Colonialism and Cambodia
A once-great empire is now a largely overlooked dictatorship.
1. In 1863, Cambodia’s royal family agreed to become a French protectorate to escape domination by rival regional kingdoms Vietnam and Thailand.
2. Unlike many regional powers struggling with European domination, Cambodia’s once-powerful Khmer Empire had collapsed centuries before the French protectorate began.
3. In 1887, Cambodia became part of the French-proclaimed Indochina Union, a loose collection of French possessions including Vietnam.
4. Laos, a former Thai territory, was added to the French Indochina Union in 1893.

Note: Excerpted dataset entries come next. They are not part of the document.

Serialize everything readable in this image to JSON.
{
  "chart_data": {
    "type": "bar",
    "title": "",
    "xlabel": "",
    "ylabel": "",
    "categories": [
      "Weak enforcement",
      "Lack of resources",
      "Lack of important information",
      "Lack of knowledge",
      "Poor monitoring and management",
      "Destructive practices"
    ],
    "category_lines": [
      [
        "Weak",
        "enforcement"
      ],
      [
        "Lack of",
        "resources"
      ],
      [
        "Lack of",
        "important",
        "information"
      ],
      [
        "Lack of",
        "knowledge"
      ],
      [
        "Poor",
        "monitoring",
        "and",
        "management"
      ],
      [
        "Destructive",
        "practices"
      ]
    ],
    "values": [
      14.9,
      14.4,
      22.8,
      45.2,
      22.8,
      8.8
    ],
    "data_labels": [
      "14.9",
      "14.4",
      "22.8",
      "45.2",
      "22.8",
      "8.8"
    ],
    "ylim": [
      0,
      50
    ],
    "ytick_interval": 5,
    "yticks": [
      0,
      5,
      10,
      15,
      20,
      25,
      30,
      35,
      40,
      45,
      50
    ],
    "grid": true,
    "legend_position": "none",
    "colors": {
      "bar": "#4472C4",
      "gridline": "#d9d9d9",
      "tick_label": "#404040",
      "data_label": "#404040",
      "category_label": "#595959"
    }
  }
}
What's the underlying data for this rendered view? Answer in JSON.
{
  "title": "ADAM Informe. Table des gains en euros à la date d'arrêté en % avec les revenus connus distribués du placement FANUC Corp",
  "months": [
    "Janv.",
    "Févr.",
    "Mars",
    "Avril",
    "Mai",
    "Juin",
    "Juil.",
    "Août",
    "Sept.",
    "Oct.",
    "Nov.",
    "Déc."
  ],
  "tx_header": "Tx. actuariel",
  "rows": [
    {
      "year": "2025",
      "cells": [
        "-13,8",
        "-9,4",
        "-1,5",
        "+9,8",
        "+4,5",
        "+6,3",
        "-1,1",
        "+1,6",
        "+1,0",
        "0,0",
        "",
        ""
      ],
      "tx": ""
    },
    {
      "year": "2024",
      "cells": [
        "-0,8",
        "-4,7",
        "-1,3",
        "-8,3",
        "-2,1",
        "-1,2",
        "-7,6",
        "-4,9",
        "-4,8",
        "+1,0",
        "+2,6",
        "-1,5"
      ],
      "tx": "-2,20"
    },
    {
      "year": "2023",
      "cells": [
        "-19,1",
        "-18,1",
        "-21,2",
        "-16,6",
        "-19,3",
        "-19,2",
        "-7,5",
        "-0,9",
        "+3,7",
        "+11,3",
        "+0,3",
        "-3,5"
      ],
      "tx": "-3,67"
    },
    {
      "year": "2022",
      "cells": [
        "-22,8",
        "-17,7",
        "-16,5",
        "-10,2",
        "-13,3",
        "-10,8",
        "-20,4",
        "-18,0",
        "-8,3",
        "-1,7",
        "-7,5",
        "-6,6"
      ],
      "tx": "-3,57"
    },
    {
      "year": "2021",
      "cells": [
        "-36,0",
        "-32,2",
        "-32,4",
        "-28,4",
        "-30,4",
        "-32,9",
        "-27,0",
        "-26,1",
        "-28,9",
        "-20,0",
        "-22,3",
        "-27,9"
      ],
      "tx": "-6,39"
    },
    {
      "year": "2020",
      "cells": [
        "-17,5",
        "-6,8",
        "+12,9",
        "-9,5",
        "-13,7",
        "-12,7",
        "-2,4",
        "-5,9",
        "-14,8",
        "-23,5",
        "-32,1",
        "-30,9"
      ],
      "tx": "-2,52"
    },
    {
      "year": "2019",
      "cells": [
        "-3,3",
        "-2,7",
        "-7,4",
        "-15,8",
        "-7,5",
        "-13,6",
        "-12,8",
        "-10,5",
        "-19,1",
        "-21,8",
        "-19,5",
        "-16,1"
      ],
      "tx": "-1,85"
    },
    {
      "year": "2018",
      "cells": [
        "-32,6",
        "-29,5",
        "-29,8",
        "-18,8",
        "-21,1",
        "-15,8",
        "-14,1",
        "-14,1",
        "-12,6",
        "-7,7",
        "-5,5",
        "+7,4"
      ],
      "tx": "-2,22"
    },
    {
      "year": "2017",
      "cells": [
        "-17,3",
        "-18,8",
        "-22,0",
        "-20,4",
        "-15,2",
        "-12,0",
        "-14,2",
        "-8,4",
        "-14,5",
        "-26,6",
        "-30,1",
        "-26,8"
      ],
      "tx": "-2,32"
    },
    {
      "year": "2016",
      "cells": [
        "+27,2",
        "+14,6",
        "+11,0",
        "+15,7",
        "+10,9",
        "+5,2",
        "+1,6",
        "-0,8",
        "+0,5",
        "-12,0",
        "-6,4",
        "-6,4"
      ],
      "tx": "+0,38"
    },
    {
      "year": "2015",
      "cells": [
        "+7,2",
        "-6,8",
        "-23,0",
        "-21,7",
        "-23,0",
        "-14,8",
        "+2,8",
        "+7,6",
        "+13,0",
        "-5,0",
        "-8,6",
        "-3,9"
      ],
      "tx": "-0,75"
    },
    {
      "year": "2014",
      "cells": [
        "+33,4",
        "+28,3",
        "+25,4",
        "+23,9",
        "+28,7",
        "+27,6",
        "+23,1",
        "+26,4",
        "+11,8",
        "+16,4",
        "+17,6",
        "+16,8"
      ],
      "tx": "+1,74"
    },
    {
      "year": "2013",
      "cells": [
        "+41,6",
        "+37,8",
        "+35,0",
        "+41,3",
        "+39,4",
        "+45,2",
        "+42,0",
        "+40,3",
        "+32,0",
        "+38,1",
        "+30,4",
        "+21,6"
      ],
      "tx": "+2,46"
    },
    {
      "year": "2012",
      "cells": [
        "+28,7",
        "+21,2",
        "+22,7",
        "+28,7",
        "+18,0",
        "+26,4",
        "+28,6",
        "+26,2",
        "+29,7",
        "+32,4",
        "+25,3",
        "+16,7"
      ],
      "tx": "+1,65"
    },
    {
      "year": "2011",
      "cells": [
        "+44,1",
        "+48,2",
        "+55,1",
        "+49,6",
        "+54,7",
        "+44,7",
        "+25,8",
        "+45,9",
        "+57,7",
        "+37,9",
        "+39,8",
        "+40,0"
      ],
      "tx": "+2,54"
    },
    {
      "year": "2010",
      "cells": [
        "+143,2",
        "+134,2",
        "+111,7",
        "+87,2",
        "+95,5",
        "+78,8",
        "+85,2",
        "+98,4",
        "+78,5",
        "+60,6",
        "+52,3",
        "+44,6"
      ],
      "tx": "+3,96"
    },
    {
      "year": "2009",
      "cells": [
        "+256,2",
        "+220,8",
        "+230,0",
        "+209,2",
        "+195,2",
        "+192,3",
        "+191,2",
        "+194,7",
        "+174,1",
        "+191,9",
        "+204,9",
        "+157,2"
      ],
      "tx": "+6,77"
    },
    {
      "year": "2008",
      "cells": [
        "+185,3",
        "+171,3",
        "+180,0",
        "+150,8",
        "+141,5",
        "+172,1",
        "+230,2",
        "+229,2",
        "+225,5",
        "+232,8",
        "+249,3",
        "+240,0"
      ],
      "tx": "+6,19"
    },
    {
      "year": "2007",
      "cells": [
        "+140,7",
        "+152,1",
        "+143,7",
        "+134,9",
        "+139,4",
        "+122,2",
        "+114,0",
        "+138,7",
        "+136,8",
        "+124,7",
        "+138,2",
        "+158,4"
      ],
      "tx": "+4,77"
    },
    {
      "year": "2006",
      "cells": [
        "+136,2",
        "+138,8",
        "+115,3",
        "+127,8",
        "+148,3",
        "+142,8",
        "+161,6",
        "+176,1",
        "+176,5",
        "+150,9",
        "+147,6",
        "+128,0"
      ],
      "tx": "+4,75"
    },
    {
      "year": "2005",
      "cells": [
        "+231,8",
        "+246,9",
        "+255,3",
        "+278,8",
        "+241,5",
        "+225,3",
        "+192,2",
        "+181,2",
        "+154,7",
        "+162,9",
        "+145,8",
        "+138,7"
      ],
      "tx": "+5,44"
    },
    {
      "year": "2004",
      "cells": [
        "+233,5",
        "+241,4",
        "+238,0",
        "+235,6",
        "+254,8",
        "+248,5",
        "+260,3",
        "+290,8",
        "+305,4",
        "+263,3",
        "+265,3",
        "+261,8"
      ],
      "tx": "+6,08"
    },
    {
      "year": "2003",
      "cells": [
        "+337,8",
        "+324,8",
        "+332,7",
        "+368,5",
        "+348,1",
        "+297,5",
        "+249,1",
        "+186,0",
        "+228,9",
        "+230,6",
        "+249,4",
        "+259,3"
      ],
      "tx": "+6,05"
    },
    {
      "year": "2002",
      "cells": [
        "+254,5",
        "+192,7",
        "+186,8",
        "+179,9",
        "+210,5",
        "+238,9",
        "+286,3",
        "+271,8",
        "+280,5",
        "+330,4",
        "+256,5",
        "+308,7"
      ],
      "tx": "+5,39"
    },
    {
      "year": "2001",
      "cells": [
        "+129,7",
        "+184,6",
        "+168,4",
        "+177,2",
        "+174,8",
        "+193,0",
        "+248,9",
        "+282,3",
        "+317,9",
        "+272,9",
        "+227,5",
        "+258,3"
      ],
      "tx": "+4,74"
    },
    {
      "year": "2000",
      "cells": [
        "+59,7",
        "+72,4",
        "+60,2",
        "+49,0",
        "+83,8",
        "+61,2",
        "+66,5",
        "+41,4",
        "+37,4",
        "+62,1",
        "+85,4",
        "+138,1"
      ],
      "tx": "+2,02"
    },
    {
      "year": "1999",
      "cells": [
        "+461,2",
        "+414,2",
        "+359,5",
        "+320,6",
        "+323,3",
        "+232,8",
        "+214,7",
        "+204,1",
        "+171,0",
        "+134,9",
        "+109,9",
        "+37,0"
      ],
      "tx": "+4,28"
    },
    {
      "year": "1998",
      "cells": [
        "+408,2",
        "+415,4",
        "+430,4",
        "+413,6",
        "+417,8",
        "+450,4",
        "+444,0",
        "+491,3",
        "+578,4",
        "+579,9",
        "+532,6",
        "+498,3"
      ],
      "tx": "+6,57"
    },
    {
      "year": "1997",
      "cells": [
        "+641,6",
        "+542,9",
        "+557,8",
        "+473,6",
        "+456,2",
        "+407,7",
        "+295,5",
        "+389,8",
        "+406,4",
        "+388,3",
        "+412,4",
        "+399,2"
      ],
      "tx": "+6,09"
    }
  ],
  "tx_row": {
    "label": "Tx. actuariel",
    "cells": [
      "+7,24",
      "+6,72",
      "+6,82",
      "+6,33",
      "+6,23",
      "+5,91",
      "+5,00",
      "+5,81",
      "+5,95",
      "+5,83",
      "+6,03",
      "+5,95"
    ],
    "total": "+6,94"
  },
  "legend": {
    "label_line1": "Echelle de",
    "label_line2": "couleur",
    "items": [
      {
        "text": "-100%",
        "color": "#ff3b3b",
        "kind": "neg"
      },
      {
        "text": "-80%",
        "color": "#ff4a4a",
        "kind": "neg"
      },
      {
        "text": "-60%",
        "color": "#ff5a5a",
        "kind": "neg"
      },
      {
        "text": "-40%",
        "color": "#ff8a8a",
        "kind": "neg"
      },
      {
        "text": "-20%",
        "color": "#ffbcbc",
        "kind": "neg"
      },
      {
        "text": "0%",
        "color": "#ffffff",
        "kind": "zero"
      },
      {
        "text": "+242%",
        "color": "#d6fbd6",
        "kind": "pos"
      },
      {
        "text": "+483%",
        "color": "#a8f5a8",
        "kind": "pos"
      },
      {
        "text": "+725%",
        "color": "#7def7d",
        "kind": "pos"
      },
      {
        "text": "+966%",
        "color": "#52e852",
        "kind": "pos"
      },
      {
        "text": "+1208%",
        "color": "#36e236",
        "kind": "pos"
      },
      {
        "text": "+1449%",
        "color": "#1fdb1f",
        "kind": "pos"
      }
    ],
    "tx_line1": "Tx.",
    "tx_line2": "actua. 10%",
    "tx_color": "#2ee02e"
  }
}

5. After World War II, the French initially tried to regain the whole of Indochina, before agreeing to full independence in 1953.

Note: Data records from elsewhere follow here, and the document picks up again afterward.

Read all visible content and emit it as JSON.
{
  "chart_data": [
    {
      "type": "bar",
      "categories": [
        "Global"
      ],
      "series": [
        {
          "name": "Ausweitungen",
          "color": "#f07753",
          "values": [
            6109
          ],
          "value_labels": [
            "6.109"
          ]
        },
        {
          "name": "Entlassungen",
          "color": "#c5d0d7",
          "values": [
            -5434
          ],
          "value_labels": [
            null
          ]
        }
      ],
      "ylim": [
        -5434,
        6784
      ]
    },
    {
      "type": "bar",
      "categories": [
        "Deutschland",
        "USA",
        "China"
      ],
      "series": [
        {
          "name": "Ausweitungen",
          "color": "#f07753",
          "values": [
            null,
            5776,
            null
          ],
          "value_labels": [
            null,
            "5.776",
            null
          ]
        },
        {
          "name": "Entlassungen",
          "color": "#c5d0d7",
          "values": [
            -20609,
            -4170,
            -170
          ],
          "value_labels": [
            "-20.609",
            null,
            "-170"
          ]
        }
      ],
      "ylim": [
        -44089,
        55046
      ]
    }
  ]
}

6. Cambodia remained heavily embroiled in the North-South Vietnam War into the 1970s.
7. This included being targeted by a secret U.S. bombing campaign. Vietnam invaded Cambodia in 1979 to topple the Khmer Rouge regime.
8. Hun Sen, the leader of Cambodia since January 1985, is the only non-African of the five longest-serving non-royal world leaders.
9. Upon the death of his predecessor in 1985, the ruling Marxist-Leninist party named Hun Sen as the country’s new prime minister. He has clung to power through every wave of attempted change in Cambodia.
10. Cambodia’s royals also continue to play an active role in post-colonial politics.